Deborah Richards of Maddisons Residential takes the temperature of the housing market ahead of the impending election on July 4…

A common question of the moment is unsurprisingly: “How do you feel the General Election will impact the property market?”

Many believe it will cause uncertainty, making now a bad time to sell.  However, research and analysis of previous General Elections reveals that this is not true.

Many predicted that the election would be called in the autumn.  However, with inflation at last nearing the Government and Bank of England target, the economy feeling broadly stable and the opinion polls not as conclusive as expected, Rishi Sunak’s decision is maybe not a surprise. 

For the last two years now, the spring market has certainly been the dominant selling market, and this year has been no exception.  There was a slight concern that activity may suddenly cool as the result of the surprise announcement, but as I write now, at Maddisons we are seeing no decline in enquiry levels from either buyers or sellers, and deals continue to be agreed and completed. 
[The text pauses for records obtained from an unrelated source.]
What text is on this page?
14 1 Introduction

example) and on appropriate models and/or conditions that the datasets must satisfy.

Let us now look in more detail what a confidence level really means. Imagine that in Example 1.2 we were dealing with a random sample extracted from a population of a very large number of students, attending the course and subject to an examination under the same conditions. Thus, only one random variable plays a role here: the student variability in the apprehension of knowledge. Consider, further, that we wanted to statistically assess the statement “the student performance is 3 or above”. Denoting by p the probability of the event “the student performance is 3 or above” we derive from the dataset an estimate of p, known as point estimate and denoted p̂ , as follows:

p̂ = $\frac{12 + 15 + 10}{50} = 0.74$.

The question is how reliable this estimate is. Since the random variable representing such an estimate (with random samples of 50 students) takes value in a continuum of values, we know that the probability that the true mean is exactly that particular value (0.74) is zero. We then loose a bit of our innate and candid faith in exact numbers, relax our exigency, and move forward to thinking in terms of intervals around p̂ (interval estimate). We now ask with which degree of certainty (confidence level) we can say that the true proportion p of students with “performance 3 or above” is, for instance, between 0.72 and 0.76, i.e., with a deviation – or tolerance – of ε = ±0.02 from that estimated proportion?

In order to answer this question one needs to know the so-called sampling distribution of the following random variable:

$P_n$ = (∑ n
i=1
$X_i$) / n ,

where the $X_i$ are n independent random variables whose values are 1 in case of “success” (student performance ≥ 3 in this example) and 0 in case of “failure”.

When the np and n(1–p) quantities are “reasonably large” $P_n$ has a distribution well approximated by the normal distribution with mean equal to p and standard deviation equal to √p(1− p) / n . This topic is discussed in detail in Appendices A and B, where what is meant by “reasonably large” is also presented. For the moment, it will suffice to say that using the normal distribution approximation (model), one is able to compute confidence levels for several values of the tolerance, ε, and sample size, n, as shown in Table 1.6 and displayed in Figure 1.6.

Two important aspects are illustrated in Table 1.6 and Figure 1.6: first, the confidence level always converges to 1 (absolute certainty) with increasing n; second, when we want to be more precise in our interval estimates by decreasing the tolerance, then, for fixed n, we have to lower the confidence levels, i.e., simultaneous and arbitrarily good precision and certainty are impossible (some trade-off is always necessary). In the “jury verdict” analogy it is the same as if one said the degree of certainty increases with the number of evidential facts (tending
Research from Rightmove supports what we are seeing.  Their recent poll of 14,322 buyers found that 95% were determined to proceed with their homebuying or selling plans despite the election.  Further analysis of year-on-year buyer demand for the 2015 and 2019 elections also revealed steady activity in the lead-up to the vote.   

Analysis of Government house price data by eXp UK has further shown that home sellers should not be fearing an election-induced house price slump.  They found that house price growth in the year following the last 10 general elections, stretching back to 1983, increased by a respectable 5.4% on average, after allowing for inflation.  

In fact, since 1983, house prices have increased every year following a General Election, except for in 1992 and 2010, when of course the market was still in recovery following the early 1990s recession and the 2008 financial crisis. 

Different manifestos from the political parties are equally unlikely to affect the market.  They may address new home developments and stamp duty for first time buyers, but for most it will simply be more of the same. 

Furthermore, we now seem to live in a constantly evolving social, economical and political climate.  Recently we have seen a departure from the EU, a pandemic, a war in Ukraine and a cost-of-living crisis.  And whilst the changing backdrop of our lives may change, the changing needs that our homes need to meet do not.  Families still want more space and close proximity to great schooling.  Downsizers still want to free up equity to help their children and live in a home that requires less upkeep.  Divorces and deaths sadly continue.  

Of course, Tunbridge Wells recently learned that our long-serving MP, Greg Clarke, will not be standing for another term, commenting that it is ‘time to pass the baton on’.  

His recent words asserted his love for our town: “I have felt proud and grateful to be able to speak and fight in the House of Commons for the people of this beautiful place”.  

These words summarise why I believe the spring market in Tunbridge Wells will continue to run, and additionally the autumn market will now be a strong selling season.  Our beautiful town with its fabulous amenities, historical architecture, green open spaces, first-class schooling options and transport links will continue to be where many want to call home, regardless of the events that continue to form the backdrop to our lives.